A data science competition project from ASA DataFest, where teams were given a real-world, anonymized medical dataset and challenged to extract meaningful insights within a limited timeframe. Our team performed end-to-end analysis covering data cleaning, augmentation, time series forecasting, visualization, and clinical inference — all presented to a panel of judges.
ASA DataFest is a nationally recognized data hackathon where students work in teams to analyze a complex, real-world dataset over 48 hours and deliver a compelling data-driven story to industry judges.
Our dataset consisted of 7 CSV files representing a relational medical records system, covering patient demographics, clinical encounters, diagnoses, providers, departments, and social context.
| File | Description |
|---|---|
patients.csv |
Patient demographics and identifiers |
encounters.csv |
Clinical visit records and timestamps |
diagnosis.csv |
Diagnosis codes and descriptions per encounter |
departments.csv |
Hospital department metadata |
providers.csv |
Provider (clinician) information |
social_determinants.csv |
Social determinants of health (SDOH) per patient |
tigercensus codes.csv |
Geographic/census area codes for regional mapping |
All datasets were anonymized and provided exclusively for competition use.
- Handled missing values across all 7 CSVs using imputation strategies
- Standardized date formats and resolved inconsistencies in diagnosis codes (ICD-10)
- Deduplicated records and resolved foreign key mismatches across relational files
- Normalized categorical fields (department names, provider types, SDOH categories)
- Engineered new features from existing columns (e.g., patient age at encounter, time between visits, encounter frequency)
- Merged datasets across keys to build a unified analytical frame
- Mapped census codes to geographic metadata for regional analysis
- Applied time series forecasting to fill longitudinal gaps in encounter and diagnosis records
- Used temporal patterns in patient visit history to impute missing timestamps and forward-fill sparse diagnosis sequences
- Validated imputed values against known distributions to minimize introduced bias
- Built charts and dashboards illustrating:
- Diagnosis frequency distributions across departments and demographics
- Encounter trends over time (seasonal patterns, visit volume)

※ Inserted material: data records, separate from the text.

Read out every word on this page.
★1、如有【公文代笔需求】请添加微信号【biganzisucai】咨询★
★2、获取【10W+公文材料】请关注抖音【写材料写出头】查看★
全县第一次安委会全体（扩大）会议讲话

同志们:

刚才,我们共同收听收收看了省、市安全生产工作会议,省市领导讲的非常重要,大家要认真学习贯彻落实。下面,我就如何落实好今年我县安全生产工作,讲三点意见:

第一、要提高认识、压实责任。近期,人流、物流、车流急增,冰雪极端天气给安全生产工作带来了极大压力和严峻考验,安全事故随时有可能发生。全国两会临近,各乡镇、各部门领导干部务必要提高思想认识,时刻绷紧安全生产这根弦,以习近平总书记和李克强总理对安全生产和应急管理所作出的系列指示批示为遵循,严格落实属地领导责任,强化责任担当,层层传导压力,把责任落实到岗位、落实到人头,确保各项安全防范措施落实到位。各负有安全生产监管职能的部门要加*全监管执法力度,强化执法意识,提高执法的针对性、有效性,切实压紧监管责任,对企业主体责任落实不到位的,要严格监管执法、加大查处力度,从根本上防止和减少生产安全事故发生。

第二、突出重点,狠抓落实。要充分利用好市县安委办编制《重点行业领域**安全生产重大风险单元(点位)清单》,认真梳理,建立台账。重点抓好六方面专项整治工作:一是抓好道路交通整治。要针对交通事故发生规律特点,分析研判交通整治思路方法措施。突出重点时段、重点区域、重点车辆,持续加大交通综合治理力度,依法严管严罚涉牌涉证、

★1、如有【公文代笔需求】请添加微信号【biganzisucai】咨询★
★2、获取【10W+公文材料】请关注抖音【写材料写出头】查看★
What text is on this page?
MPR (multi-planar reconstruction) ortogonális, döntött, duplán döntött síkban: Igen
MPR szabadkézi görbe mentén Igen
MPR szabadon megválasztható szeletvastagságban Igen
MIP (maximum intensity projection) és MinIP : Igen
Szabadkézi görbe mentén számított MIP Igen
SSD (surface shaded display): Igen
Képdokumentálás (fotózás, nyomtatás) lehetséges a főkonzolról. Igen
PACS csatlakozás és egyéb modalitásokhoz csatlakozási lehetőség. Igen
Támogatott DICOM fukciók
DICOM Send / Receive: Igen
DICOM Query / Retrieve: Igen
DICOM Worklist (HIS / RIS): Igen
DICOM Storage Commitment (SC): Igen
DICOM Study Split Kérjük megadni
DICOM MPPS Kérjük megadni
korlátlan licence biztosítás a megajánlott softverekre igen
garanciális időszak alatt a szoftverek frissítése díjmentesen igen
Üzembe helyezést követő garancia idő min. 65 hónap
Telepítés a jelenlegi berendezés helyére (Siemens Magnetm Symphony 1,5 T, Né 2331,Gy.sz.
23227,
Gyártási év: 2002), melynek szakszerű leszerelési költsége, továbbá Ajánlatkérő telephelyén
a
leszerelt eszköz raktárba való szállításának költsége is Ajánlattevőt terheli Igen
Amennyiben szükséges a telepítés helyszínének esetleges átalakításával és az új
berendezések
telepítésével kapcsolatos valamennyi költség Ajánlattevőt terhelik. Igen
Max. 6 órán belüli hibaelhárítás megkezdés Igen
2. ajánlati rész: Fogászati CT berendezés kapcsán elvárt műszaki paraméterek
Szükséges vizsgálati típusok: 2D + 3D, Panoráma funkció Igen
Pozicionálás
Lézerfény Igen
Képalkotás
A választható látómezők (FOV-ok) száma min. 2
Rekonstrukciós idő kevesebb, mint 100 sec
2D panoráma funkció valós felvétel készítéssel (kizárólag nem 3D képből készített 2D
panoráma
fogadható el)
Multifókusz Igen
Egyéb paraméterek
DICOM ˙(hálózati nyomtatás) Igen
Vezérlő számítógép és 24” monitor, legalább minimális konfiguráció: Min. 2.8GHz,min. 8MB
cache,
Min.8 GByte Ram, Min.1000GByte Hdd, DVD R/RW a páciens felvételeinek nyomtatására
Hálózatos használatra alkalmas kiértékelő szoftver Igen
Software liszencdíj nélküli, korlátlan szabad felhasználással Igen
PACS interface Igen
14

- Social determinants of health correlated with diagnosis outcomes
- Provider workload and department utilization
- Geographic heatmaps using census codes
- Identified high-risk patient subgroups based on diagnosis patterns and SDOH indicators
- Surfaced under-served demographics with low encounter rates relative to diagnosis burden
- Correlated social determinants (housing, income, transportation) with diagnosis severity and re-admission rates
- Delivered actionable recommendations for resource allocation and preventive care targeting
| Tool | Use |
|---|---|
| Python | Primary language |
| Pandas | Data cleaning, merging, transformation, and aggregation |
| Matplotlib / Seaborn | Static visualizations |
| Jupyter Notebooks | Exploratory data analysis and pipeline documentation |
DataFest/
│
├── data/ # Raw CSV files (not included — competition data)
│
├── notebooks/
│ ├── 01_cleaning.ipynb # Data cleaning and preprocessing
│ ├── 02_augmentation.ipynb # Feature engineering and dataset merging
│ ├── 03_timeseries.ipynb # Time series imputation
│ └── 04_visualization.ipynb # Charts and inference
│
├── presentation/ # Slides used for judge presentation
│
├── requirements.txt
└── README.md
- Python 3.8+
- Jupyter Notebook or JupyterLab
git clone https://github.com/sleepsonrockss/DataFest.git
cd DataFest
pip install -r requirements.txtjupyter notebookOpen the notebooks in order (01 → 04) for the full pipeline.
Note: The original competition CSVs are not included in this repository due to data use restrictions. The notebooks are structured so the pipeline and methodology are fully reproducible with any similarly structured medical dataset.
- Patients with adverse social determinants (e.g., housing instability, low income) showed significantly higher rates of chronic condition diagnoses
- Certain departments were disproportionately overloaded relative to patient volume, suggesting staffing inefficiencies
- Time series gap-filling revealed that longitudinal patient records had systematic missingness — not random — indicating documentation gaps in specific provider cohorts
- Geographic clustering via census codes exposed regional disparities in encounter frequency and diagnosis access
Sohana Dhinsa, Ipsa Manhas, Kashish Gupta, Rosanna Dovganyuk, Animesh Tirkey
This repository contains only code and methodology — no patient data is included or will be shared. All analysis was conducted under the data use agreement provided by ASA DataFest organizers.